La survie, c’est la loi

Bonjour à tous,

Je m’appelle Pierre et je suis évaluateur de programmes.

Si vous êtes ici aujourd’hui, c’est que vous avez échoué, vous avez raté votre examen. Seule une partie d’entre vous aura droit à un rattrapage. Les autres, vous connaissez l’issue : si vous avez provoqué votre échec, pas la peine de vous plaindre. Je lis ici que certains n’ont même pas tenu trois jours, c’est inadmissible, un échec cuisant, vous devriez avoir honte !

Pour ceux concernés, votre mémoire sera réinitialisée pour votre nouvelle épreuve. Seul votre inconscient profond gardera une trace de ce qui vous est arrivé avant. À priori, la situation sera inédite mais les embûches nombreuses. Les autres, vous pouvez suivre Lucifer, ici, il vous montrera le chemin.

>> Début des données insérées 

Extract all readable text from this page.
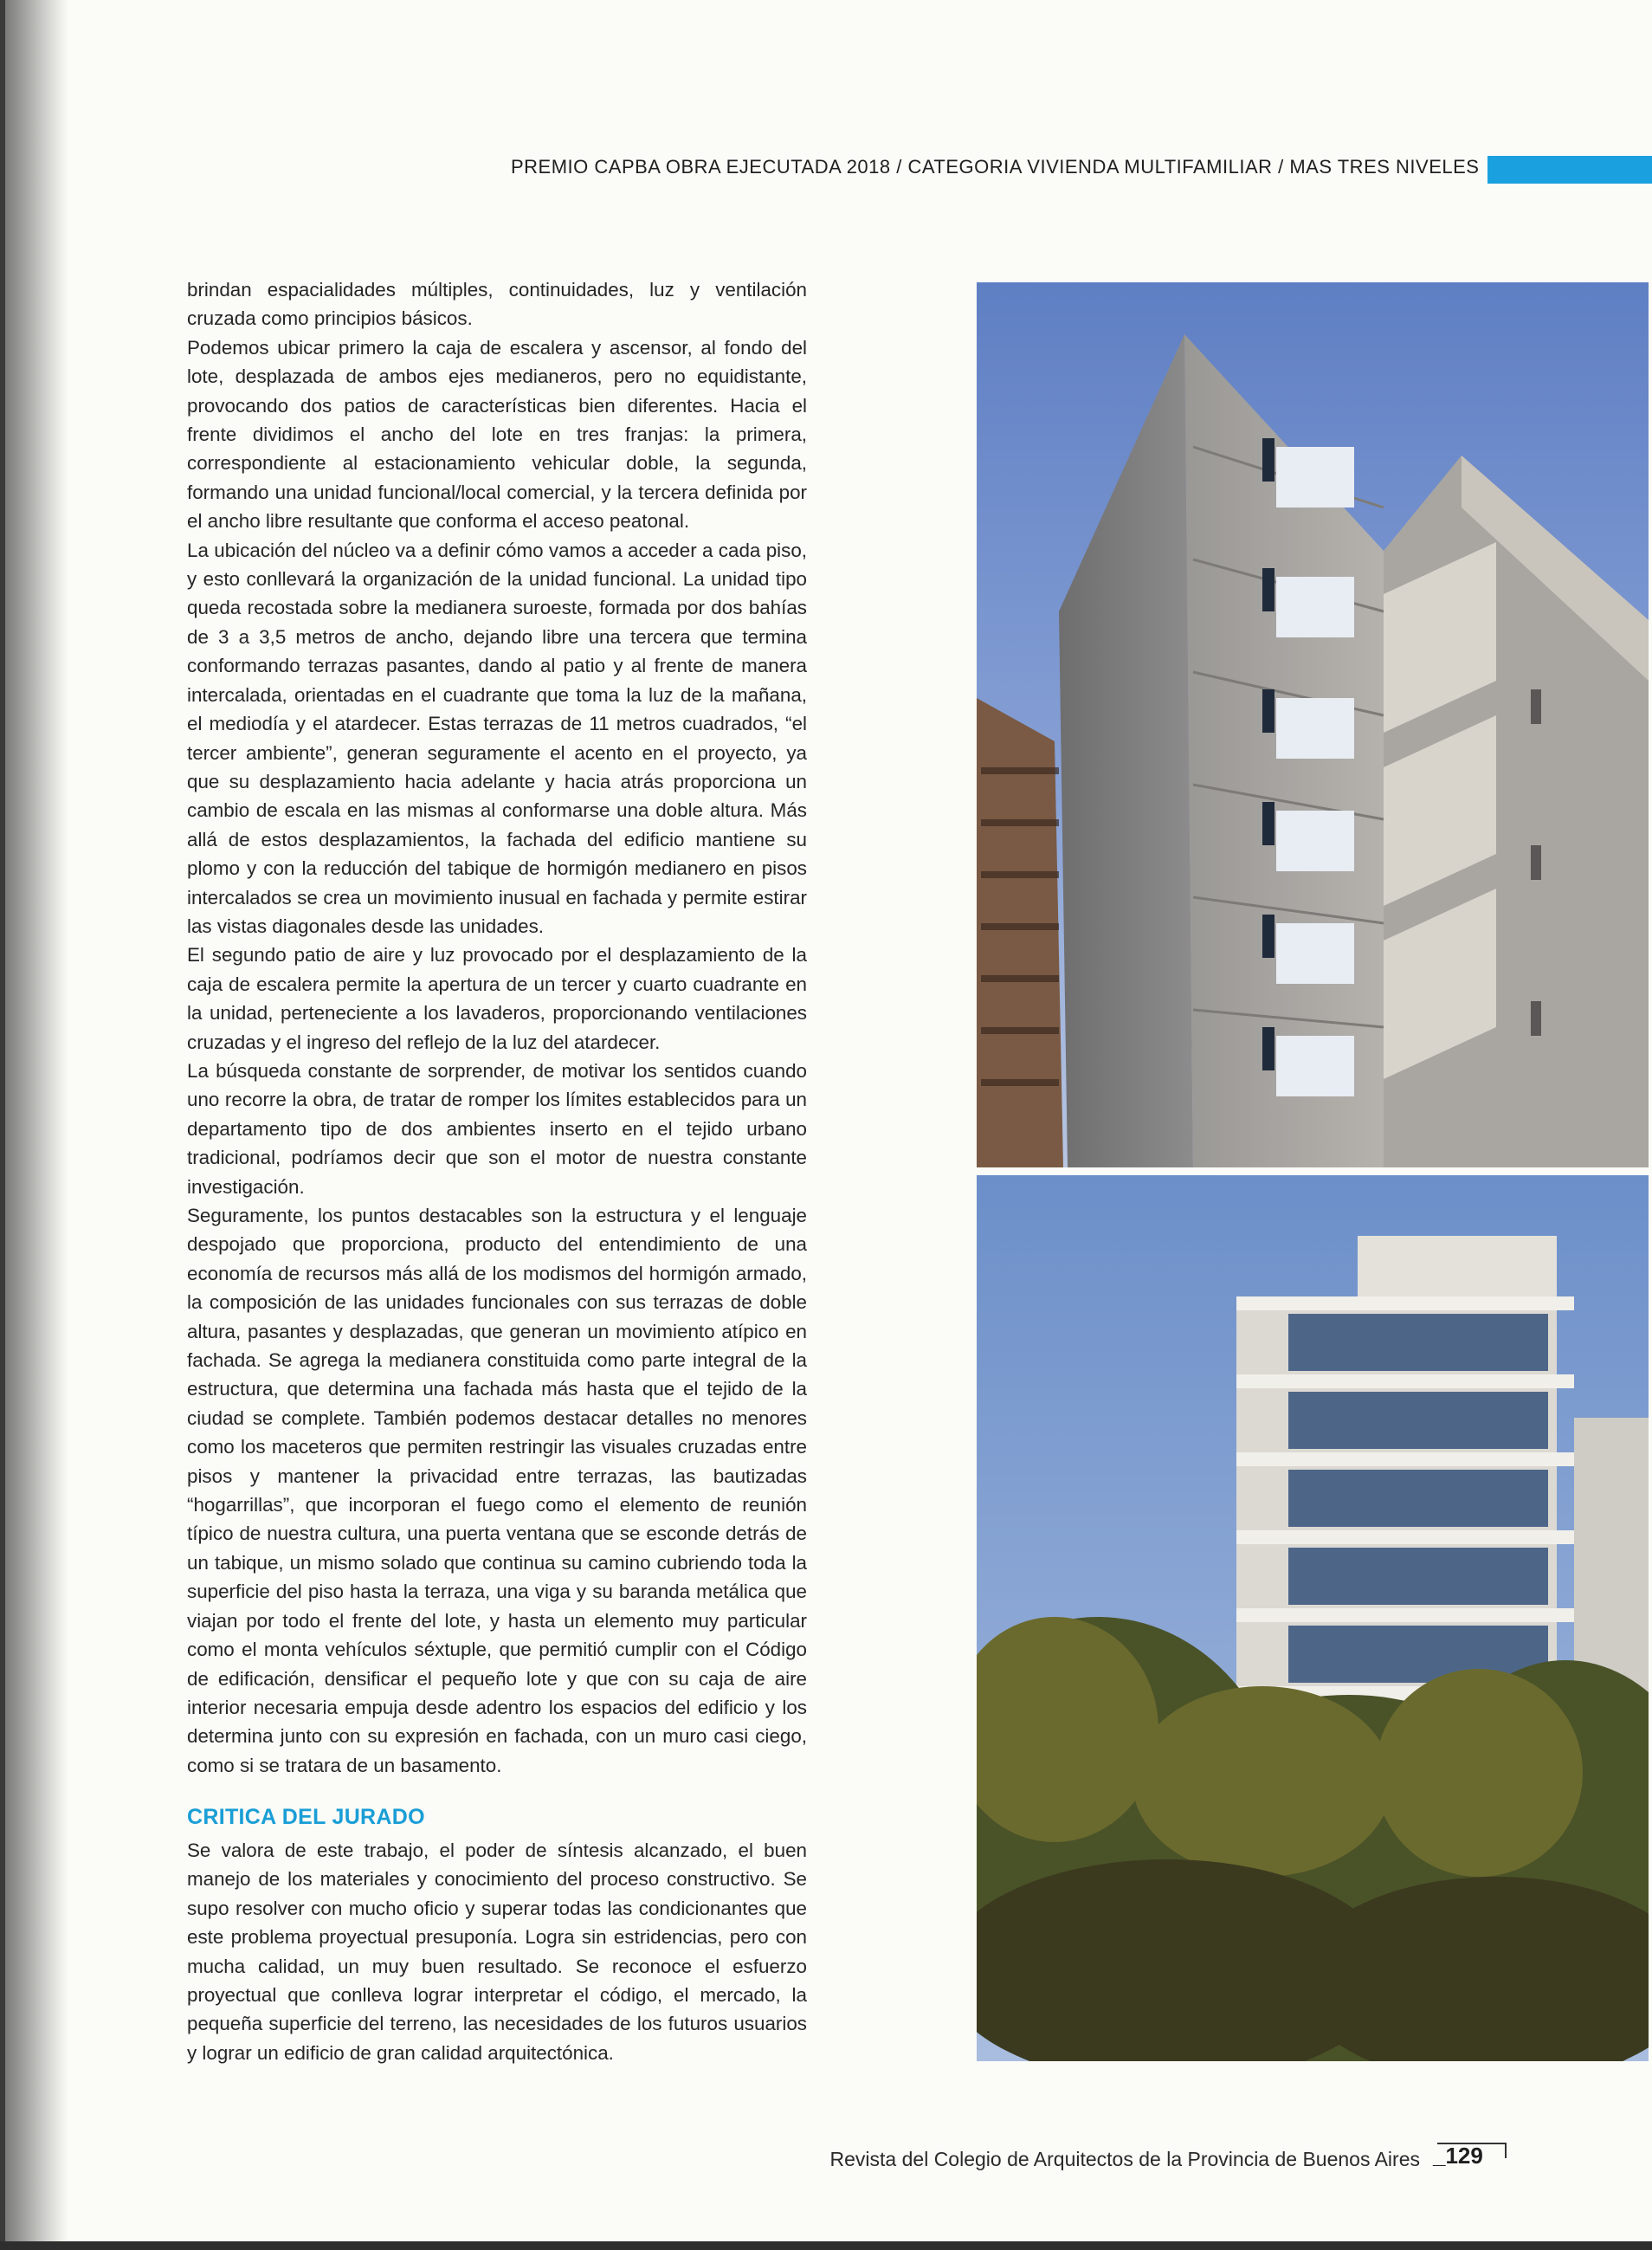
PREMIO CAPBA OBRA EJECUTADA 2018 / CATEGORIA VIVIENDA MULTIFAMILIAR / MAS TRES NIVELES

brindan espacialidades múltiples, continuidades, luz y ventilación cruzada como principios básicos.

Podemos ubicar primero la caja de escalera y ascensor, al fondo del lote, desplazada de ambos ejes medianeros, pero no equidistante, provocando dos patios de características bien diferentes. Hacia el frente dividimos el ancho del lote en tres franjas: la primera, correspondiente al estacionamiento vehicular doble, la segunda, formando una unidad funcional/local comercial, y la tercera definida por el ancho libre resultante que conforma el acceso peatonal.

La ubicación del núcleo va a definir cómo vamos a acceder a cada piso, y esto conllevará la organización de la unidad funcional. La unidad tipo queda recostada sobre la medianera suroeste, formada por dos bahías de 3 a 3,5 metros de ancho, dejando libre una tercera que termina conformando terrazas pasantes, dando al patio y al frente de manera intercalada, orientadas en el cuadrante que toma la luz de la mañana, el mediodía y el atardecer. Estas terrazas de 11 metros cuadrados, “el tercer ambiente”, generan seguramente el acento en el proyecto, ya que su desplazamiento hacia adelante y hacia atrás proporciona un cambio de escala en las mismas al conformarse una doble altura. Más allá de estos desplazamientos, la fachada del edificio mantiene su plomo y con la reducción del tabique de hormigón medianero en pisos intercalados se crea un movimiento inusual en fachada y permite estirar las vistas diagonales desde las unidades.

El segundo patio de aire y luz provocado por el desplazamiento de la caja de escalera permite la apertura de un tercer y cuarto cuadrante en la unidad, perteneciente a los lavaderos, proporcionando ventilaciones cruzadas y el ingreso del reflejo de la luz del atardecer.

La búsqueda constante de sorprender, de motivar los sentidos cuando uno recorre la obra, de tratar de romper los límites establecidos para un departamento tipo de dos ambientes inserto en el tejido urbano tradicional, podríamos decir que son el motor de nuestra constante investigación.

Seguramente, los puntos destacables son la estructura y el lenguaje despojado que proporciona, producto del entendimiento de una economía de recursos más allá de los modismos del hormigón armado, la composición de las unidades funcionales con sus terrazas de doble altura, pasantes y desplazadas, que generan un movimiento atípico en fachada. Se agrega la medianera constituida como parte integral de la estructura, que determina una fachada más hasta que el tejido de la ciudad se complete. También podemos destacar detalles no menores como los maceteros que permiten restringir las visuales cruzadas entre pisos y mantener la privacidad entre terrazas, las bautizadas “hogarrillas”, que incorporan el fuego como el elemento de reunión típico de nuestra cultura, una puerta ventana que se esconde detrás de un tabique, un mismo solado que continua su camino cubriendo toda la superficie del piso hasta la terraza, una viga y su baranda metálica que viajan por todo el frente del lote, y hasta un elemento muy particular como el monta vehículos séxtuple, que permitió cumplir con el Código de edificación, densificar el pequeño lote y que con su caja de aire interior necesaria empuja desde adentro los espacios del edificio y los determina junto con su expresión en fachada, con un muro casi ciego, como si se tratara de un basamento.

CRITICA DEL JURADO
Se valora de este trabajo, el poder de síntesis alcanzado, el buen manejo de los materiales y conocimiento del proceso constructivo. Se supo resolver con mucho oficio y superar todas las condicionantes que este problema proyectual presuponía. Logra sin estridencias, pero con mucha calidad, un muy buen resultado. Se reconoce el esfuerzo proyectual que conlleva lograr interpretar el código, el mercado, la pequeña superficie del terreno, las necesidades de los futuros usuarios y lograr un edificio de gran calidad arquitectónica.
Revista del Colegio de Arquitectos de la Provincia de Buenos Aires
_	129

Monsieur, ça ne sert à rien de pleurer, vous avez mis fin à vos jour avant l’heure, vous assumez !

Alors, pour ceux qui y retournent, écoutez bien mon conseil : a-da-ptez-vous. À tout, vous m’entendez, à tout. Nouveaux comportements, nouveaux organes, nouvelles possibilités, je ne sais pas moi, un peu d’imagination, nom d’une pipe ! Votre place au sommet, vous la gagnerez en vous accrochant, c’est la loi. Peu importent les conditions, vous vous accrochez, vous ne renoncez jamais, vous inventez de nouvelles manières de passer outre ce qui vous arrive. N’oubliez pas : un abandon vous assure une éternité de non-être dans un endroit que je préfère ne pas nommer.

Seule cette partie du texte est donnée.